Tahun ini, Maret menyapaku seperti perempuan cantik
kesepian, yang butuh teman. Teman untuk sekedar ngobrol ke utara ke selatan,
ngobrol apa saja. Bunga-bunga di taman depan jalan memang belum mekar, hujan
dan gerimis baru sesekali datang samar-samar. Tapi satu yang kuamati betul:
dari awal Maret ini, ada bau yang terus datang namun sulit dijelaskan.
Beberapa kali kucoba tangkap, kuhirup dalam dan kunikmati,
aku selalu membayangkan masa kecil. Kecil yang sekolah menengah, sampai kecil
yang umur lima, sampai kecil yang umur dua-tiga. Bau itu cukup membantuku ingat
kenangan-kenangan kecil, mirip buka album foto.
“Ibu masak apa?
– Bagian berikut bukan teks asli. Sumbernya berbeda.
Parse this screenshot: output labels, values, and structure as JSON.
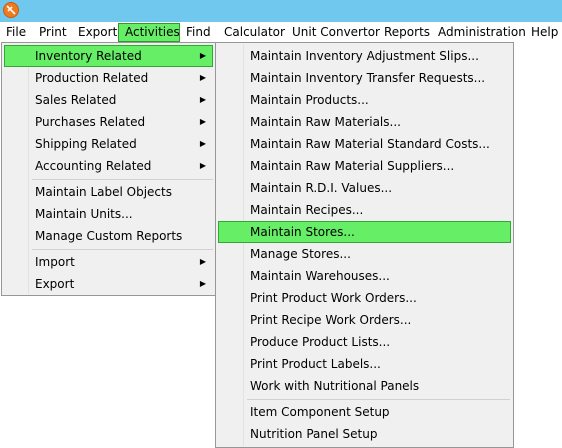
{
  "menubar": {
    "items": [
      "File",
      "Print",
      "Export",
      "Activities",
      "Find",
      "Calculator",
      "Unit Convertor",
      "Reports",
      "Administration",
      "Help"
    ]
  },
  "activities_menu": {
    "items": [
      {
        "label": "Inventory Related",
        "submenu": true,
        "highlighted": true
      },
      {
        "label": "Production Related",
        "submenu": true
      },
      {
        "label": "Sales Related",
        "submenu": true
      },
      {
        "label": "Purchases Related",
        "submenu": true
      },
      {
        "label": "Shipping Related",
        "submenu": true
      },
      {
        "label": "Accounting Related",
        "submenu": true
      },
      {
        "label": "Maintain Label Objects"
      },
      {
        "label": "Maintain Units..."
      },
      {
        "label": "Manage Custom Reports"
      },
      {
        "label": "Import",
        "submenu": true
      },
      {
        "label": "Export",
        "submenu": true
      }
    ],
    "arrow_glyph": "▶"
  },
  "inventory_submenu": {
    "items": [
      {
        "label": "Maintain Inventory Adjustment Slips..."
      },
      {
        "label": "Maintain Inventory Transfer Requests..."
      },
      {
        "label": "Maintain Products..."
      },
      {
        "label": "Maintain Raw Materials..."
      },
      {
        "label": "Maintain Raw Material Standard Costs..."
      },
      {
        "label": "Maintain Raw Material Suppliers..."
      },
      {
        "label": "Maintain R.D.I. Values..."
      },
      {
        "label": "Maintain Recipes..."
      },
      {
        "label": "Maintain Stores...",
        "highlighted": true
      },
      {
        "label": "Manage Stores..."
      },
      {
        "label": "Maintain Warehouses..."
      },
      {
        "label": "Print Product Work Orders..."
      },
      {
        "label": "Print Recipe Work Orders..."
      },
      {
        "label": "Produce Product Lists..."
      },
      {
        "label": "Print Product Labels..."
      },
      {
        "label": "Work with Nutritional Panels"
      },
      {
        "label": "Item Component Setup"
      },
      {
        "label": "Nutrition Panel Setup"
      }
    ]
  },
  "colors": {
    "titlebar": "#70c8ef",
    "highlight": "#66ee66",
    "menu_background": "#f0f0f0"
  }
}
Pasti sop, ya?”
Di umur-umur dua-tiga aku menemani ibu masak di dapur,
sambil memutar-mutarkan mobil-mobilan. Sesekali kutanya ibu, dan kujawab sendiri
pertanyaanku. Anak kecil.
Hirupan sesekali itu tak berhenti. Bau itu mirip kertas yang
memaksaku terus menulis puisi, tentu tanpa paksaan yang harfiah. Hari lainnya
datang, bau itu kadang datang lagi dan tak kuhiraukan benar.Ia kadang mirip
perempuan kesepian, perempuan cantik nan memikat, atau anak kecil yang mengajak
main di waktu sibuk. Dalam kesempatan lain, bau ini menuntunku juga ke travel-travel
Cilacap-Jogja, Solo-Jogja, atau bincangan-bincangan dalam bis. Segarnya..
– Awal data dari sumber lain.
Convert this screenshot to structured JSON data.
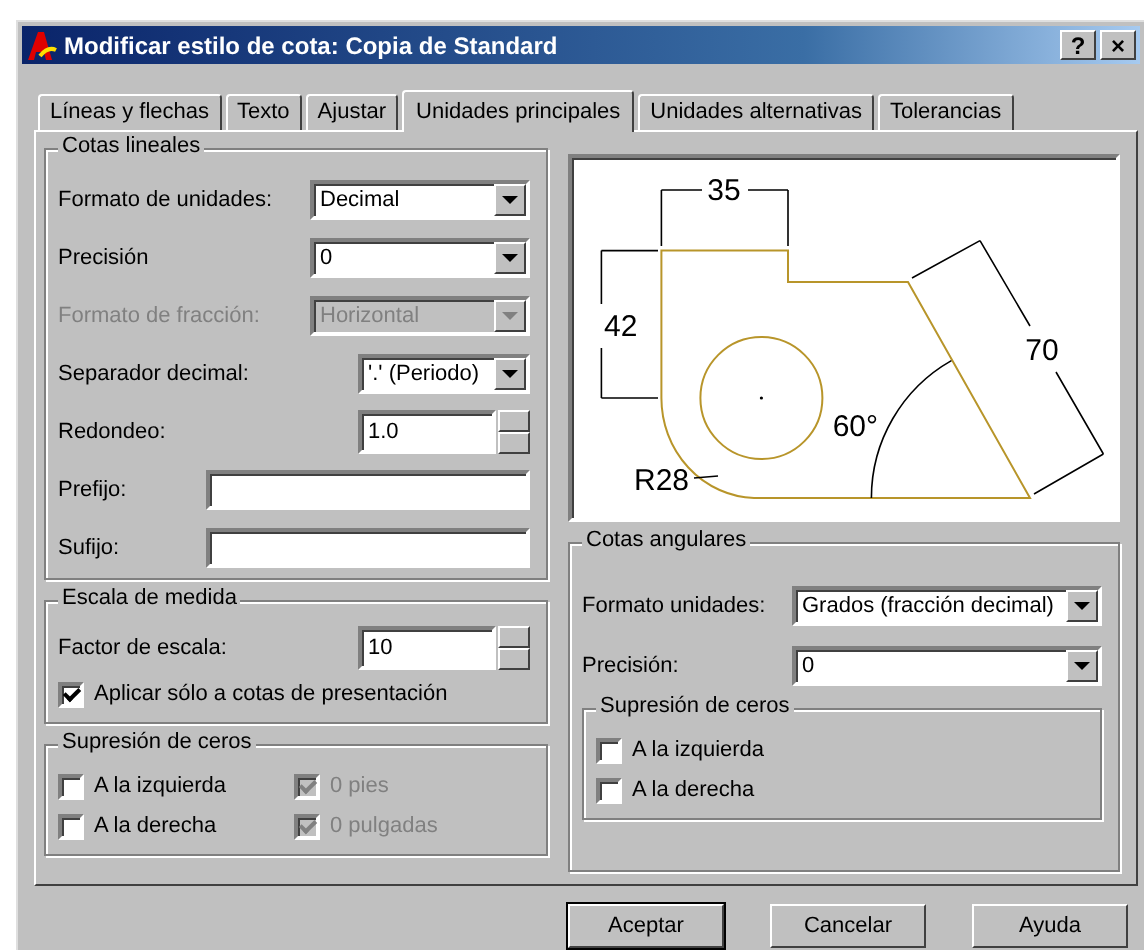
{
  "window": {
    "title": "Modificar estilo de cota: Copia de Standard",
    "controls": [
      {
        "label": "?"
      },
      {
        "label": "×"
      }
    ]
  },
  "tabs": [
    {
      "label": "Líneas y flechas",
      "selected": false
    },
    {
      "label": "Texto",
      "selected": false
    },
    {
      "label": "Ajustar",
      "selected": false
    },
    {
      "label": "Unidades principales",
      "selected": true
    },
    {
      "label": "Unidades alternativas",
      "selected": false
    },
    {
      "label": "Tolerancias",
      "selected": false
    }
  ],
  "linear": {
    "title": "Cotas lineales",
    "fields": [
      {
        "label": "Formato de unidades:",
        "kind": "combo",
        "value": "Decimal",
        "disabled": false
      },
      {
        "label": "Precisión",
        "kind": "combo",
        "value": "0",
        "disabled": false
      },
      {
        "label": "Formato de fracción:",
        "kind": "combo",
        "value": "Horizontal",
        "disabled": true
      },
      {
        "label": "Separador decimal:",
        "kind": "combo",
        "value": "'.' (Periodo)",
        "disabled": false
      },
      {
        "label": "Redondeo:",
        "kind": "spin",
        "value": "1.0",
        "disabled": false
      },
      {
        "label": "Prefijo:",
        "kind": "text",
        "disabled": false
      },
      {
        "label": "Sufijo:",
        "kind": "text",
        "disabled": false
      }
    ]
  },
  "scale": {
    "title": "Escala de medida",
    "fields": [
      {
        "label": "Factor de escala:",
        "kind": "spin",
        "value": "10",
        "disabled": false
      }
    ],
    "checkbox": {
      "label": "Aplicar sólo a cotas de presentación",
      "checked": true
    }
  },
  "linear_zeros": {
    "title": "Supresión de ceros",
    "options": [
      {
        "label": "A la izquierda",
        "checked": false,
        "disabled": false
      },
      {
        "label": "0 pies",
        "checked": true,
        "disabled": true
      },
      {
        "label": "A la derecha",
        "checked": false,
        "disabled": false
      },
      {
        "label": "0 pulgadas",
        "checked": true,
        "disabled": true
      }
    ]
  },
  "preview": {
    "labels": [
      {
        "kind": "top",
        "text": "35"
      },
      {
        "kind": "left",
        "text": "42"
      },
      {
        "kind": "diagonal",
        "text": "70"
      },
      {
        "kind": "angle",
        "text": "60°"
      },
      {
        "kind": "radius",
        "text": "R28"
      }
    ]
  },
  "angular": {
    "title": "Cotas angulares",
    "fields": [
      {
        "label": "Formato unidades:",
        "kind": "combo",
        "value": "Grados (fracción decimal)",
        "disabled": false
      },
      {
        "label": "Precisión:",
        "kind": "combo",
        "value": "0",
        "disabled": false
      }
    ]
  },
  "angular_zeros": {
    "title": "Supresión de ceros",
    "options": [
      {
        "label": "A la izquierda",
        "checked": false,
        "disabled": false
      },
      {
        "label": "A la derecha",
        "checked": false,
        "disabled": false
      }
    ]
  },
  "buttons": [
    {
      "label": "Aceptar",
      "default": true
    },
    {
      "label": "Cancelar",
      "default": false
    },
    {
      "label": "Ayuda",
      "default": false
    }
  ]
}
Hari-hari ini aku banyak menghayati perjalanan dan tempatku
berpijak, lengkap dengan obrolan sederhana sampai rumit yang apabila tak
dipikir sederhana juga. Aku jadi ingat kawan-kawan di rumah jauh. Kami selalu
ada di antara menyederhanakan masalah dan memasalahkan yang sederhana. Mirip
sekali dengan cara Bu Sri, guruku SD, pertama kali mengenalkan padaku
matematika: satu tambah satu, satu tambah dua, satu tambah tiga, dan
seterusnya.
“Kalau ada kali, kalinya dikerjakan dulu..”
Pak Barjo, mentor matematika kelas empat SD mulai
mengajarkanku hal-hal perkalian dan pembagian. Satu langkah lebih rumit dari
tambah-tambahan. Di titik ini aku mulai paham dan sesekali tersenyum. Aku
ternyata merindukan cara kami, aku dan kawan-kawan, mencari kebahagiaan.
Hidup, betapapun tak lepas dari perjalanan, perjalanan yang
kadang tak hendak kita resapi, tapi hendak kita nikmati. Menikmati tentu yang
nikmat-nikmat. Sedangkan yang getir kita kecap sekali dan sudah itu pergi.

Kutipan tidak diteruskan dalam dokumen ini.